What stands between Senate Democrats and passing legislation now are a series of yet more procedural votes, which will likely take place over the next four days, culminating in a final up or down vote on reform, on Christmas eve at the latest.

That could come earlier, if Republicans accept what everybody knows: they’re in checkmate. Barring a truly shocking development, health care reform will pass–can pass today, in theory–and at this point the delays have nothing to do with Democrats coming to agreement, and everything to do with Republicans maximizing the amount of time they can squeeze out of the legislative process under the rules of the Senate.

Already, even swing-vote Democrats are talking about the bill as if it’s already passed. “The next step, of course, will be to see what happens with the conference,” said Sen.
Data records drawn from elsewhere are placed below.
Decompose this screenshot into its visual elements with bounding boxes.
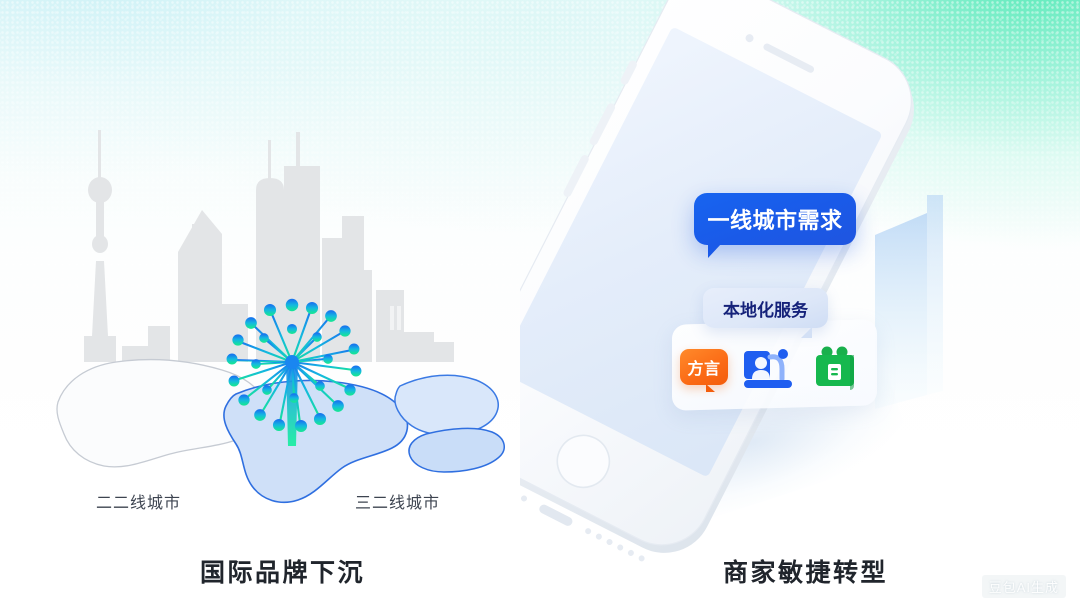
dialect-icon-slot[interactable]: 方言: [680, 349, 728, 385]
illustration-canvas: 二二线城市 三二线城市: [0, 0, 1080, 608]
label-tier-city-left: 二二线城市: [96, 489, 181, 513]
bubble-local-service-text: 本地化服务: [723, 296, 808, 321]
gift-tag-line-1: [831, 368, 838, 370]
dialect-bubble-icon[interactable]: 方言: [680, 349, 728, 385]
ai-watermark: 豆包AI生成: [982, 575, 1066, 598]
left-scene-panel: 二二线城市 三二线城市: [0, 0, 540, 608]
dialect-icon-label: 方言: [687, 355, 720, 379]
map-region-southeast: [409, 428, 504, 472]
gift-tag: [828, 364, 841, 380]
caption-right: 商家敏捷转型: [723, 553, 888, 589]
service-base-bar: [744, 380, 792, 388]
bubble-tier1-demand-tail: [708, 244, 730, 258]
service-person-head: [755, 357, 767, 369]
dandelion-burst: [212, 296, 372, 466]
service-icon-row: 方言: [680, 336, 870, 398]
bubble-local-service[interactable]: 本地化服务: [703, 288, 828, 328]
map-region-northeast: [395, 375, 498, 435]
gift-box-side: [850, 355, 854, 390]
caption-left: 国际品牌下沉: [200, 553, 365, 589]
gift-tag-line-2: [831, 373, 838, 375]
bubble-tier1-demand[interactable]: 一线城市需求: [694, 193, 856, 245]
bubble-local-service-tail: [793, 327, 812, 338]
gift-box-icon[interactable]: [812, 343, 858, 391]
bubble-tier1-demand-text: 一线城市需求: [707, 203, 842, 235]
label-tier-city-right: 三二线城市: [355, 489, 440, 513]
burst-core: [285, 355, 299, 369]
customer-service-icon[interactable]: [742, 343, 794, 391]
service-headset-dot: [778, 349, 788, 359]
service-headset-arm: [770, 357, 782, 379]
Ben Nelson.

Once the bill has passed, a new tussle will begin. Democrats in the House and Senate will have to put their two bills together and come out with a single piece of legislation that can win a majority in the House, and a supermajority in the Senate. And it could get ugly: The conference negotiations–likely to take place informally in discussions between Democratic leaders and the White House–will touch off a major ideological fight among progressives and the Democratic party.
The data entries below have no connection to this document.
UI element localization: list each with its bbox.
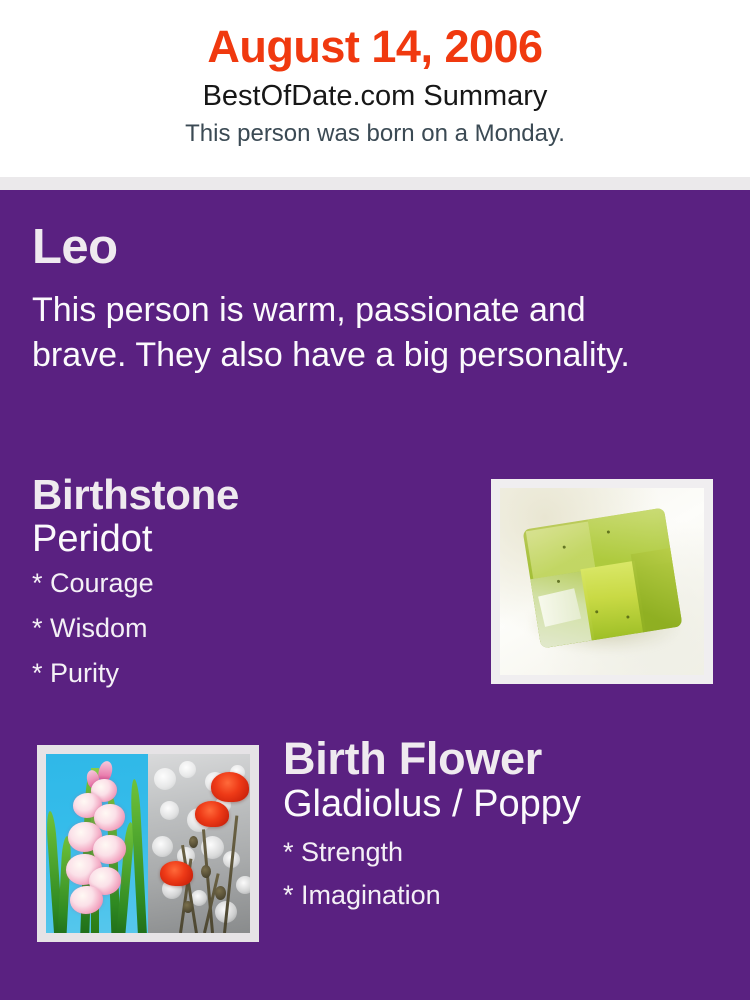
poppy-bloom [195, 801, 229, 827]
gladiolus-and-poppy-image [46, 754, 250, 933]
birth-flower-photo-frame [37, 745, 259, 942]
zodiac-sign-heading: Leo [32, 223, 692, 272]
poppy-bud [183, 901, 193, 913]
list-item: * Purity [32, 660, 472, 705]
gem-inclusion [556, 580, 559, 583]
poppy-bloom [211, 772, 249, 802]
gladiolus-photo-half [46, 754, 148, 933]
day-of-week-line: This person was born on a Monday. [0, 111, 750, 146]
birthstone-section: Birthstone Peridot * Courage * Wisdom * … [32, 473, 472, 705]
birthstone-heading: Birthstone [32, 473, 472, 517]
bokeh-dot [179, 761, 196, 778]
poppy-bud [189, 836, 198, 848]
gem-inclusion [594, 610, 597, 613]
peridot-gemstone-image [500, 488, 704, 675]
zodiac-description: This person is warm, passionate and brav… [32, 272, 682, 378]
site-summary-label: BestOfDate.com Summary [0, 69, 750, 111]
list-item: * Wisdom [32, 615, 472, 660]
page-title: August 14, 2006 [0, 0, 750, 69]
header-divider [0, 177, 750, 190]
list-item: * Imagination [283, 882, 733, 925]
birth-flower-trait-list: * Strength * Imagination [283, 825, 733, 925]
header: August 14, 2006 BestOfDate.com Summary T… [0, 0, 750, 177]
list-item: * Courage [32, 570, 472, 615]
list-item: * Strength [283, 839, 733, 882]
poppy-photo-half [148, 754, 250, 933]
birthstone-trait-list: * Courage * Wisdom * Purity [32, 560, 472, 705]
gem-inclusion [562, 545, 565, 548]
bokeh-dot [236, 876, 250, 894]
birth-flower-heading: Birth Flower [283, 735, 733, 782]
poppy-bloom [160, 861, 193, 886]
poppy-bud [201, 865, 211, 878]
bokeh-dot [160, 801, 179, 820]
birth-flower-section: Birth Flower Gladiolus / Poppy * Strengt… [283, 735, 733, 925]
zodiac-section: Leo This person is warm, passionate and … [32, 223, 692, 378]
birthstone-name: Peridot [32, 517, 472, 560]
summary-card: August 14, 2006 BestOfDate.com Summary T… [0, 0, 750, 1000]
birth-flower-name: Gladiolus / Poppy [283, 782, 733, 825]
gem-inclusion [625, 615, 628, 618]
gem-body [522, 507, 682, 648]
birthstone-photo-frame [491, 479, 713, 684]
Rounding up a filibuster-proof majority for health care reform required Reid to make major concessions to conservative Democrats in the Senate, and they are now insisting that they will filibuster the final package if those concessions are undone. But liberal members of the House, and progressive pressure groups won’t take that lying down. Because conservative Democrats have more leverage than do their progressive counterparts–because each one has the power to kill the legislation, and have been clear that they will if the bill moves significantly to the left–the smart money is on House liberals being asked to swallow a bill that doesn’t contain many of the provisions they value the most. Particularly, the public option.

And that will widen an already yawning rift between the progressive base and the White House and Democratic leadership. How that all shakes out–what liberals get in return for accepting a less progressive bill, who decides to support the bill, what the outside groups do, and how the party responds–is where the action will be in the weeks ahead.